Allora ecco i 50 capitoli del nuovo libro, che verrà presentato domani alle 18.30 a Palazzo Wedekind a Roma e che raccoglie un «Taccuino mariano» tenuto dal giornalista-scrittore sul mensile Jesus. Non trattato sistematico di mariologia, bensì un vivaio (altro genere caro a Messori) di spunti, correzioni storiografiche, sottolineature originali, osservazioni controcorrente che – pur nell’impressione di un’ordinata casualità – non mancano quasi mai di incidere nel nervo sensibile di qualche polemica culturale contemporanea o comunque nei dibattiti della società e della Chiesa.
«Fatti, indizi, enigmi». Il «fatto» delle apparizioni di Fatima, ad esempio, serve per accumulare «indizi» sull’«enigma» della concordanza tra il nome della località portoghese e quello della figlia prediletta di Maometto: coincidenza, insinua Messori, che sembra un messaggio teologico in codice sulla sotterranea fratellanza – checché se ne dica, con l’attuale «scontro di civiltà» in atto – tra cristianesimo e islam. Così la corona di 12 stelle descritta dall’Apocalisse per la «Donna vestita di sole» fa da spunto alla storia inaspettatamente «mariana» della bandiera d’Europa: la stessa istituzione che non vuole riferimenti cristiani nella sua costituzione… Mentre i capitoli dedicati a Lourdes smascherano una vicenda di apocrifi (creati nel 1906 da un falsario) che non ha nulla da invidiare ai testi sul presunto Priorato di Sion, il quale ha poi fornito legna alle bugie del Codice da Vinci.

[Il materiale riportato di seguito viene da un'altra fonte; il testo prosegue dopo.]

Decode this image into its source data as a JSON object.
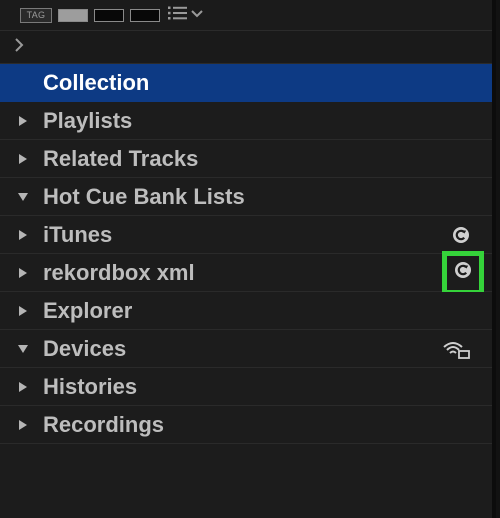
{
  "toolbar": {
    "tag_label": "TAG",
    "list_mode_icon": "list-icon",
    "dropdown_icon": "chevron-down-icon",
    "swatch_colors": [
      "#9d9d9d",
      "#080808",
      "#080808"
    ]
  },
  "breadcrumb": {
    "expand_icon": "chevron-right-icon"
  },
  "tree": {
    "items": [
      {
        "label": "Collection",
        "state": "selected"
      },
      {
        "label": "Playlists",
        "state": "collapsed"
      },
      {
        "label": "Related Tracks",
        "state": "collapsed"
      },
      {
        "label": "Hot Cue Bank Lists",
        "state": "expanded"
      },
      {
        "label": "iTunes",
        "state": "collapsed",
        "icon": "sync-icon"
      },
      {
        "label": "rekordbox xml",
        "state": "collapsed",
        "icon": "sync-icon",
        "highlighted": true
      },
      {
        "label": "Explorer",
        "state": "collapsed"
      },
      {
        "label": "Devices",
        "state": "expanded",
        "icon": "wireless-device-icon"
      },
      {
        "label": "Histories",
        "state": "collapsed"
      },
      {
        "label": "Recordings",
        "state": "collapsed"
      }
    ]
  },
  "colors": {
    "selection": "#0d3a84",
    "highlight": "#35d33a",
    "background": "#1c1c1c",
    "text": "#bdbdbd"
  }
}
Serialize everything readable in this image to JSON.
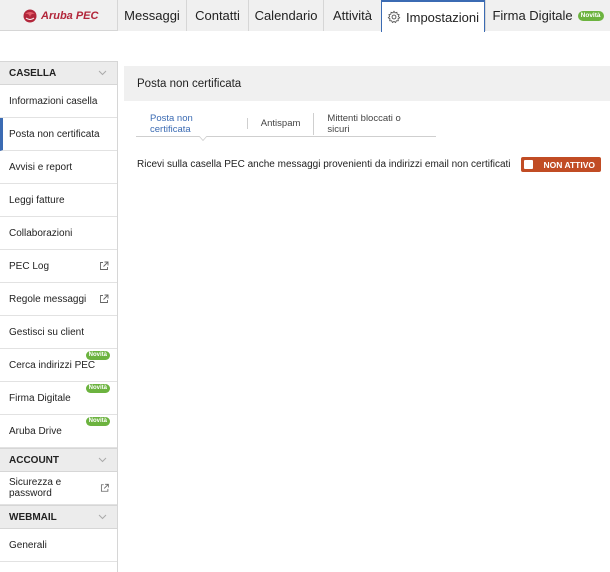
{
  "brand": {
    "name": "Aruba PEC",
    "color": "#b2263a"
  },
  "nav": {
    "tabs": [
      {
        "label": "Messaggi"
      },
      {
        "label": "Contatti"
      },
      {
        "label": "Calendario"
      },
      {
        "label": "Attività"
      },
      {
        "label": "Impostazioni",
        "active": true,
        "icon": "gear-icon"
      },
      {
        "label": "Firma Digitale",
        "badge": "Novità"
      }
    ]
  },
  "sidebar": {
    "sections": [
      {
        "title": "CASELLA",
        "items": [
          {
            "label": "Informazioni casella"
          },
          {
            "label": "Posta non certificata",
            "active": true
          },
          {
            "label": "Avvisi e report"
          },
          {
            "label": "Leggi fatture"
          },
          {
            "label": "Collaborazioni"
          },
          {
            "label": "PEC Log",
            "icon": "external-link-icon"
          },
          {
            "label": "Regole messaggi",
            "icon": "external-link-icon"
          },
          {
            "label": "Gestisci su client"
          },
          {
            "label": "Cerca indirizzi PEC",
            "badge": "Novità"
          },
          {
            "label": "Firma Digitale",
            "badge": "Novità"
          },
          {
            "label": "Aruba Drive",
            "badge": "Novità"
          }
        ]
      },
      {
        "title": "ACCOUNT",
        "items": [
          {
            "label": "Sicurezza e password",
            "icon": "external-link-icon"
          }
        ]
      },
      {
        "title": "WEBMAIL",
        "items": [
          {
            "label": "Generali"
          }
        ]
      }
    ]
  },
  "main": {
    "title": "Posta non certificata",
    "subtabs": [
      {
        "label": "Posta non certificata",
        "active": true
      },
      {
        "label": "Antispam"
      },
      {
        "label": "Mittenti bloccati o sicuri"
      }
    ],
    "setting": {
      "label": "Ricevi sulla casella PEC anche messaggi provenienti da indirizzi email non certificati",
      "toggle_label": "NON ATTIVO",
      "toggle_color": "#c14c24"
    }
  },
  "colors": {
    "accent": "#3b6bb3",
    "badge": "#6cb33f"
  }
}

Insomma: curiosità da cronista sull’attualità e rigore da storico quanto ai documenti. Buon naso e mano ferma. Anche per questo l’apologetica, di cui lo scrittore convertito si è fatto da un trentennio maestro, è accettabile per credenti e no; perché – pur non disdegnando di frugare tra fenomeni, come i miracoli, «scorretti» agli occhi di moltissimi «laici» e di non pochi cattolici – Messori applica anche alla mariologia la regola aurea (da lui stesso divulgata) dell’approccio cristiano alla realtà: et et, cioè sì al mistero ma anche alla storia, alla ragione e pure alla fede… Del resto si tratta della «strategia della Vergine», come la chiama l’autore: «Proporre, non imporre; illuminare, non accecare; vedere, ma per ombre ed enigmi». Eh sì: in religione come nei gialli, per intravedere un po’ di luce nel mistero cherchez la femme.